> On Mar 2, 2018, at 12:45 PM, John Johnstone 
> <jjohnstone-mai...@tridentusa.com> wrote:
> 
> The list washers / validators must be doing a brisk business today. Many use 
> Amazon hosting in what seems to be an attempt to evade blocking by IP.  Aside 
> from the simple attempts I see some that are trying things like:
> 
> j...@domain.tld
> john....@domain.tld
> jon....@domain.tld
> john-...@domain.tld
> jonathon...@domain.tld
> j...@domain.tld
> 
> and things even more obscure like
> 
> j...@domain.tld
> j...@domain.tld
> 
> with up to 50 various permutations / combinations.
> 
> It seems somebody gave some fairly purposeful thought into coming up with the 
> algorithms to generate these.  I'm curious to know what peoples thinking is 
> as to the hat color of these attempts.  Particularly if there are any 
> opinions on the risk / need to block them.
They are all trying to extract email addresses from your network without 
permission, so
that they can sell that data to their customers to send unwanted email to your 
users
without permission. It's guessing or "e-pending", not validation.

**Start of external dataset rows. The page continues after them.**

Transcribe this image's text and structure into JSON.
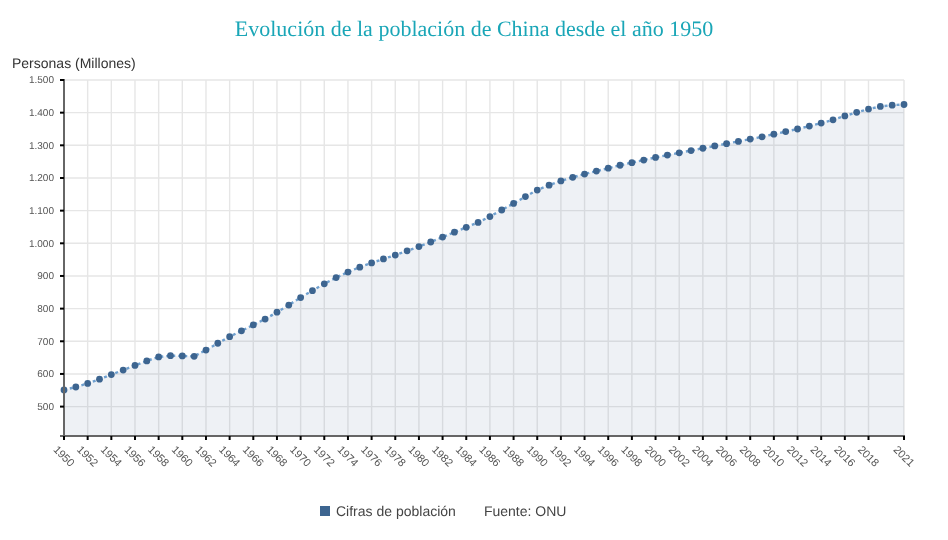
{
  "chart_data": {
    "type": "area",
    "title": "Evolución de la población de China desde el año 1950",
    "ylabel": "Personas (Millones)",
    "x": [
      1950,
      1951,
      1952,
      1953,
      1954,
      1955,
      1956,
      1957,
      1958,
      1959,
      1960,
      1961,
      1962,
      1963,
      1964,
      1965,
      1966,
      1967,
      1968,
      1969,
      1970,
      1971,
      1972,
      1973,
      1974,
      1975,
      1976,
      1977,
      1978,
      1979,
      1980,
      1981,
      1982,
      1983,
      1984,
      1985,
      1986,
      1987,
      1988,
      1989,
      1990,
      1991,
      1992,
      1993,
      1994,
      1995,
      1996,
      1997,
      1998,
      1999,
      2000,
      2001,
      2002,
      2003,
      2004,
      2005,
      2006,
      2007,
      2008,
      2009,
      2010,
      2011,
      2012,
      2013,
      2014,
      2015,
      2016,
      2017,
      2018,
      2019,
      2020,
      2021
    ],
    "series": [
      {
        "name": "Cifras de población",
        "color": "#3d6590",
        "values": [
          551,
          560,
          571,
          584,
          598,
          612,
          626,
          640,
          652,
          656,
          655,
          654,
          673,
          694,
          714,
          732,
          750,
          768,
          789,
          811,
          834,
          855,
          876,
          895,
          912,
          927,
          940,
          952,
          964,
          977,
          990,
          1004,
          1019,
          1034,
          1049,
          1064,
          1082,
          1102,
          1122,
          1143,
          1163,
          1178,
          1191,
          1202,
          1212,
          1221,
          1230,
          1239,
          1247,
          1255,
          1263,
          1270,
          1277,
          1284,
          1291,
          1298,
          1305,
          1312,
          1319,
          1326,
          1334,
          1342,
          1350,
          1359,
          1368,
          1378,
          1390,
          1401,
          1411,
          1419,
          1423,
          1425
        ]
      }
    ],
    "ylim": [
      410,
      1500
    ],
    "yticks": [
      {
        "value": 500,
        "label": "500"
      },
      {
        "value": 600,
        "label": "600"
      },
      {
        "value": 700,
        "label": "700"
      },
      {
        "value": 800,
        "label": "800"
      },
      {
        "value": 900,
        "label": "900"
      },
      {
        "value": 1000,
        "label": "1.000"
      },
      {
        "value": 1100,
        "label": "1.100"
      },
      {
        "value": 1200,
        "label": "1.200"
      },
      {
        "value": 1300,
        "label": "1.300"
      },
      {
        "value": 1400,
        "label": "1.400"
      },
      {
        "value": 1500,
        "label": "1.500"
      }
    ],
    "xlim": [
      1950,
      2021
    ],
    "xticks": [
      1950,
      1952,
      1954,
      1956,
      1958,
      1960,
      1962,
      1964,
      1966,
      1968,
      1970,
      1972,
      1974,
      1976,
      1978,
      1980,
      1982,
      1984,
      1986,
      1988,
      1990,
      1992,
      1994,
      1996,
      1998,
      2000,
      2002,
      2004,
      2006,
      2008,
      2010,
      2012,
      2014,
      2016,
      2018,
      2021
    ],
    "grid": true,
    "legend": "bottom",
    "marker": "circle",
    "line_style": "dotted",
    "annotations": [
      "Fuente: ONU"
    ]
  }
}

There *are* valid times to *validate* an email address in that manner, but 
they're rare and
they'll only be validating a single user at a time, not trying to dictionary 
attack your server
or play guessing games to try and find an email address for someone they don't 
have an
email address for.

Blocking them will reduce the amount of unwanted, non-permissioned email your 
users
receive. That's worth doing if you can do so without too much effort. (Whether 
pre-emptively
blocking all of ec2 is a good idea is a separate conversation).

Accepting and discarding them, or rejecting them or discarding them randomly in
order to corrupt their data and damage their business model is a fun 
conversation to
have, but not really an operational discussion.